Die Wiege des Weinbaus

Georgien – Ein Land welches viele Geheimnisse im Verborgenen hält und die eine oder andere Assoziation zulässt. Was verbindet man mit diesem Land? Zuletzt leider nicht allzu viel Gutes, denn die Schlagzeilen der letzten zehn Jahre drehten sich um die weniger schönen Seiten des Lebens – Teile des Landes wurden von Krieg und Verwüstung heimgesucht. Zuvor wurde das Land als Rumpfstaat der Sowjetunion als Südfruchtproduzent und Erholungsziel genutzt. In diese Zeit fallen auch die Rodungen großer Flächen alter Rebzeilen und die Neubestockung mit zu Sowjetzeiten “lohnenderen” Rebsorten. Diesen Flurbereinigungen in Masse fielen autochthone Rebsorten zum Opfer, die nunmehr noch in Fragmenten vorhanden sind. Doch Georgien hat viel mehr zu bieten als Stalin und den Kaukasuskonflikt von 2008, denn das Land ist für jeden Weinliebhaber nicht hoch genug zu schätzen. Faktisch gäbe es den hochfeinen Rebsaft nicht, wenn die Landmasse zwischen Kaspischen und Schwarzen Meer nicht vorhanden wäre.
Rebzeilen des Chateau Mukhrani
Wie alles begann – der vorbiblische Rebsaft

Vor nicht weniger als 5000 Jahren wurden hier die ersten Trauben in von Hand getöpferten Tonamphoren aufbewahrt. Dies ist verifiziert, da man in der Nähe vom westgeorgischen Wani Kerne der Rebsorte Rkaziteli gefunden hat, welche sich in derlei Gefäßen befanden. Doch wieso bewahrt man Trauben der Art Edle Weinrebe (Vinis vinifera susp. vinifera) in einer Amphore aus Ton auf? Eine Frucht, die dank ihrer Grundvoraussetzungen aus perfektem Verhältnis von Wasser, Zucker, Aromen und natürlich auf der Traubenschale vorkommenden Hefen eine hervorragende Basis für die Herstellung von Wein ist? Es benötigt nicht viel detektivisches Gespür um zu erahnen, dass das alte Kolchis (der westliche Teil Georgiens, welcher die gesamte Schwarzmeerküste abdeckt) die Wiege der antiken Weinbereitung sein muss. Das Land, in dem Jason und die Argonauten auf der Suche nach dem Goldenen Vlies waren, ist auf der Schwelle zwischen Bronze- und Eisenzeit Weinexporteur gewesen. Von Georgien aus wurde die Weinrebe dank der hervorragenden geografischen Lage in Asien, Europa und Nordafrika verbreitet und mir ihr die Bereitung des Weins.

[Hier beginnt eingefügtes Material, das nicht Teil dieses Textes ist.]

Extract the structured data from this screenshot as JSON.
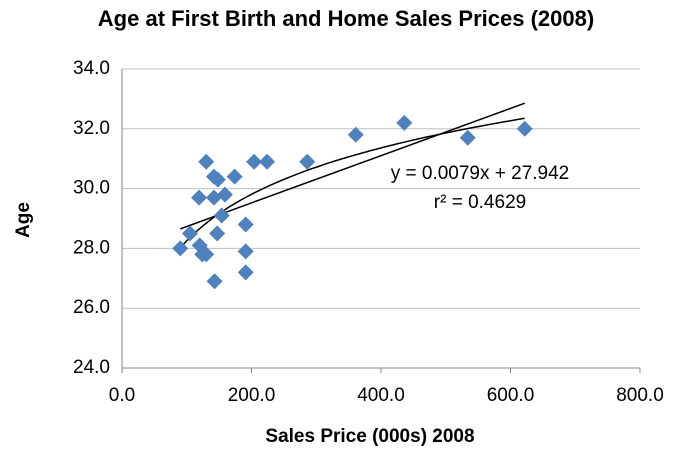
{
  "chart_data": {
    "type": "scatter",
    "title": "Age at First Birth and Home Sales Prices (2008)",
    "x_label": "Sales Price (000s) 2008",
    "y_label": "Age",
    "annotations": [
      "y = 0.0079x + 27.942",
      "r² = 0.4629"
    ],
    "trendline": {
      "slope": 0.0079,
      "intercept": 27.942
    },
    "color": "#4f81bd",
    "grid": true,
    "x": [
      90,
      105,
      119,
      120,
      124,
      130,
      130,
      142,
      143,
      142,
      148,
      147,
      154,
      159,
      174,
      191,
      191,
      191,
      204,
      224,
      286,
      361,
      436,
      534,
      622
    ],
    "values": [
      28.0,
      28.5,
      29.7,
      28.1,
      27.8,
      27.8,
      30.9,
      30.4,
      26.9,
      29.7,
      30.3,
      28.5,
      29.1,
      29.8,
      30.4,
      28.8,
      27.9,
      27.2,
      30.9,
      30.9,
      30.9,
      31.8,
      32.2,
      31.7,
      32.0
    ],
    "xlim": [
      0,
      800
    ],
    "xticks": [
      {
        "value": 0,
        "label": "0.0"
      },
      {
        "value": 200,
        "label": "200.0"
      },
      {
        "value": 400,
        "label": "400.0"
      },
      {
        "value": 600,
        "label": "600.0"
      },
      {
        "value": 800,
        "label": "800.0"
      }
    ],
    "ylim": [
      24,
      34
    ],
    "yticks": [
      {
        "value": 24,
        "label": "24.0"
      },
      {
        "value": 26,
        "label": "26.0"
      },
      {
        "value": 28,
        "label": "28.0"
      },
      {
        "value": 30,
        "label": "30.0"
      },
      {
        "value": 32,
        "label": "32.0"
      },
      {
        "value": 34,
        "label": "34.0"
      }
    ]
  }
}
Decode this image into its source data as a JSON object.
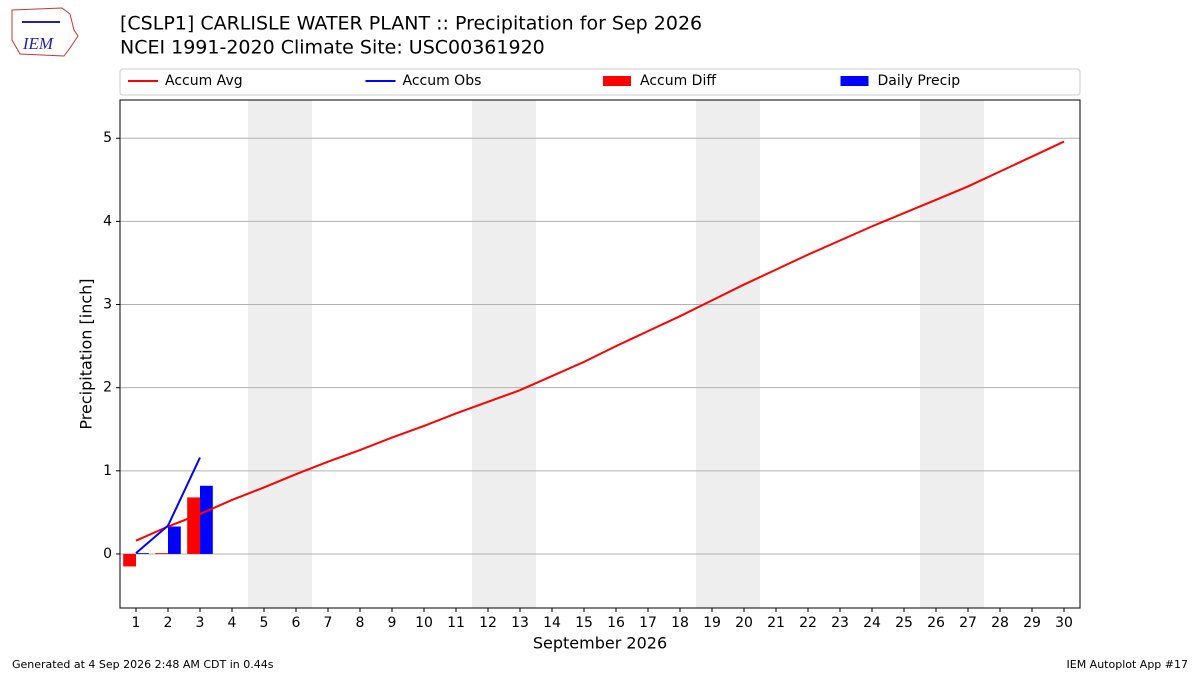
{
  "logo": "IEM",
  "footer": {
    "left": "Generated at 4 Sep 2026 2:48 AM CDT in 0.44s",
    "right": "IEM Autoplot App #17"
  },
  "chart_data": {
    "type": "combo",
    "title": "[CSLP1] CARLISLE WATER PLANT :: Precipitation for Sep 2026",
    "subtitle": "NCEI 1991-2020 Climate Site: USC00361920",
    "xlabel": "September 2026",
    "ylabel": "Precipitation [inch]",
    "x": [
      1,
      2,
      3,
      4,
      5,
      6,
      7,
      8,
      9,
      10,
      11,
      12,
      13,
      14,
      15,
      16,
      17,
      18,
      19,
      20,
      21,
      22,
      23,
      24,
      25,
      26,
      27,
      28,
      29,
      30
    ],
    "xlim": [
      0.5,
      30.5
    ],
    "xticks": [
      1,
      2,
      3,
      4,
      5,
      6,
      7,
      8,
      9,
      10,
      11,
      12,
      13,
      14,
      15,
      16,
      17,
      18,
      19,
      20,
      21,
      22,
      23,
      24,
      25,
      26,
      27,
      28,
      29,
      30
    ],
    "ylim": [
      -0.65,
      5.46
    ],
    "yticks": [
      0,
      1,
      2,
      3,
      4,
      5
    ],
    "grid": true,
    "weekend_spans": [
      [
        4.5,
        6.5
      ],
      [
        11.5,
        13.5
      ],
      [
        18.5,
        20.5
      ],
      [
        25.5,
        27.5
      ]
    ],
    "legend": "top",
    "series": [
      {
        "name": "Accum Avg",
        "type": "line",
        "color": "#ff0000",
        "values": [
          0.16,
          0.33,
          0.48,
          0.65,
          0.8,
          0.96,
          1.11,
          1.25,
          1.4,
          1.54,
          1.69,
          1.83,
          1.97,
          2.14,
          2.31,
          2.5,
          2.68,
          2.86,
          3.05,
          3.24,
          3.42,
          3.6,
          3.77,
          3.94,
          4.1,
          4.26,
          4.42,
          4.6,
          4.78,
          4.96
        ]
      },
      {
        "name": "Accum Obs",
        "type": "line",
        "color": "#0000ff",
        "values": [
          0.01,
          0.34,
          1.16,
          null,
          null,
          null,
          null,
          null,
          null,
          null,
          null,
          null,
          null,
          null,
          null,
          null,
          null,
          null,
          null,
          null,
          null,
          null,
          null,
          null,
          null,
          null,
          null,
          null,
          null,
          null
        ]
      },
      {
        "name": "Accum Diff",
        "type": "bar",
        "color": "#ff0000",
        "offset": -0.4,
        "width": 0.4,
        "values": [
          -0.15,
          0.01,
          0.68,
          null,
          null,
          null,
          null,
          null,
          null,
          null,
          null,
          null,
          null,
          null,
          null,
          null,
          null,
          null,
          null,
          null,
          null,
          null,
          null,
          null,
          null,
          null,
          null,
          null,
          null,
          null
        ]
      },
      {
        "name": "Daily Precip",
        "type": "bar",
        "color": "#0000ff",
        "offset": 0,
        "width": 0.4,
        "values": [
          0.01,
          0.33,
          0.82,
          null,
          null,
          null,
          null,
          null,
          null,
          null,
          null,
          null,
          null,
          null,
          null,
          null,
          null,
          null,
          null,
          null,
          null,
          null,
          null,
          null,
          null,
          null,
          null,
          null,
          null,
          null
        ]
      }
    ]
  }
}
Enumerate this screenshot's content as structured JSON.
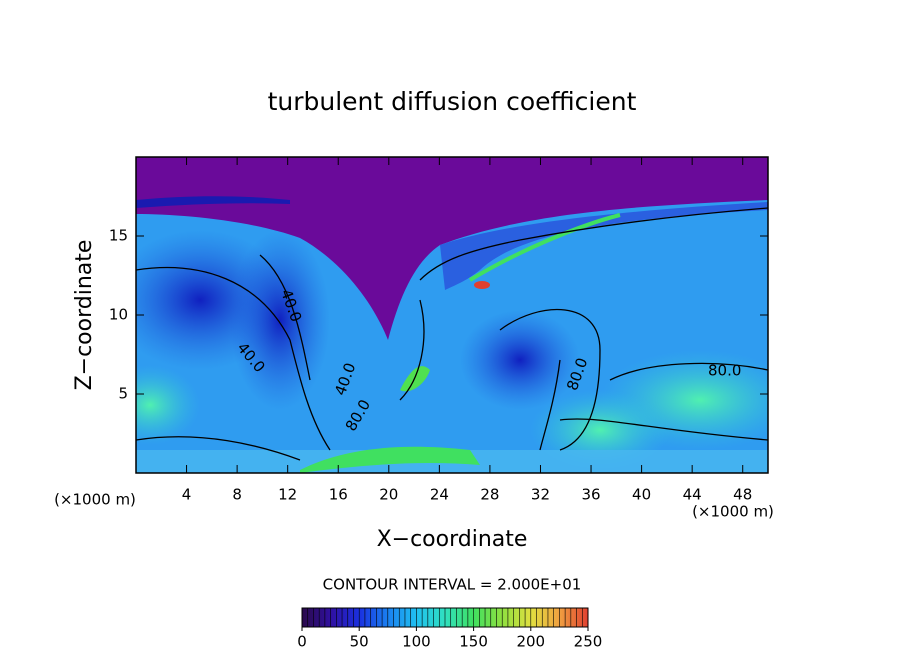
{
  "chart_data": {
    "type": "contour",
    "title": "turbulent diffusion coefficient",
    "x_label": "X−coordinate",
    "y_label": "Z−coordinate",
    "x_unit_left": "(×1000 m)",
    "x_unit_right": "(×1000 m)",
    "xlim": [
      0,
      50
    ],
    "xticks": [
      4,
      8,
      12,
      16,
      20,
      24,
      28,
      32,
      36,
      40,
      44,
      48
    ],
    "ylim": [
      0,
      20
    ],
    "yticks": [
      5,
      10,
      15
    ],
    "contour_interval_label": "CONTOUR INTERVAL = 2.000E+01",
    "annotations": [
      "40.0",
      "40.0",
      "80.0",
      "80.0",
      "40.0",
      "80.0"
    ],
    "colorbar": {
      "lim": [
        0,
        250
      ],
      "ticks": [
        0,
        50,
        100,
        150,
        200,
        250
      ],
      "colors": [
        "#2a0a4a",
        "#3010a0",
        "#1a30e0",
        "#1a80f0",
        "#20c0f0",
        "#30e0c0",
        "#40e060",
        "#90e040",
        "#e0e040",
        "#f0a040",
        "#e04030"
      ]
    }
  }
}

Die Welt schreitet voran und Georgien bleibt stehen

Doch währende in den letzten Jahrhunderten der Rest der Welt Qualitätsweinzentren in Europa herausbilden konnten und sogar Weinländer, wie Australien, Südafrika, Argentinien, Neuseeland und die USA hervorragende und prägende Weine hervorgebracht haben, ist es doch recht still um das Geburtsland des Weins geworden. Einige Weingüter Georgiens haben sich das Ziel gesetzt dies zu ändern. In der Fachwelt erregen oxidative, an Sherry erinnernde, in Amphoren vergoren und ausgebaute Weine Aufmerksamkeit. Doch deren Verfügbarkeit ist aufgrund der geringen Menge noch nicht in der Breite vorhanden – zumal deren sehr spezieller Charakter nicht für den Gaumen des konventionellen Genießers gemacht ist.

Wein in Georgien – Gegenwart und Zukunft

Weingüter, wie Château Mukhrani steuern hier seit den frühen 2000er Jahren entgegen. Die Verbindung aus alten, georgischen Rebsorten und den Produktionsweisen des westlichen Stils geben uns die Gelegenheit mit Genuss an der Oberfläche der Entstehung des Weins zu kratzen. Ein sehr angenehmer Kompromiss, wie ich finde. Wenn man danach Lust verspürt, einen Schritt weiter in Richtung Naturwein zu gehen, dann sind zuerst minimalinvasiv produzierte Weine aus Europa zu empfehlen – bekannte Rebsorten, welche auf unbekannte Art vinifiziert wurden. Für diejenigen, welchen diese Art der Weine noch nicht speziell genug ist, steht die Welt der Amphorenweine offen, von der wir in naher Zukunft hier noch mehr erfahren werden. Das Resümee aus 5000 Jahre Weinbau ist einfach: Wein war spannend, Wein ist spannend und Wein wird immer spannend bleiben, denn er entwickelt sich und weist immer neue Facetten auf.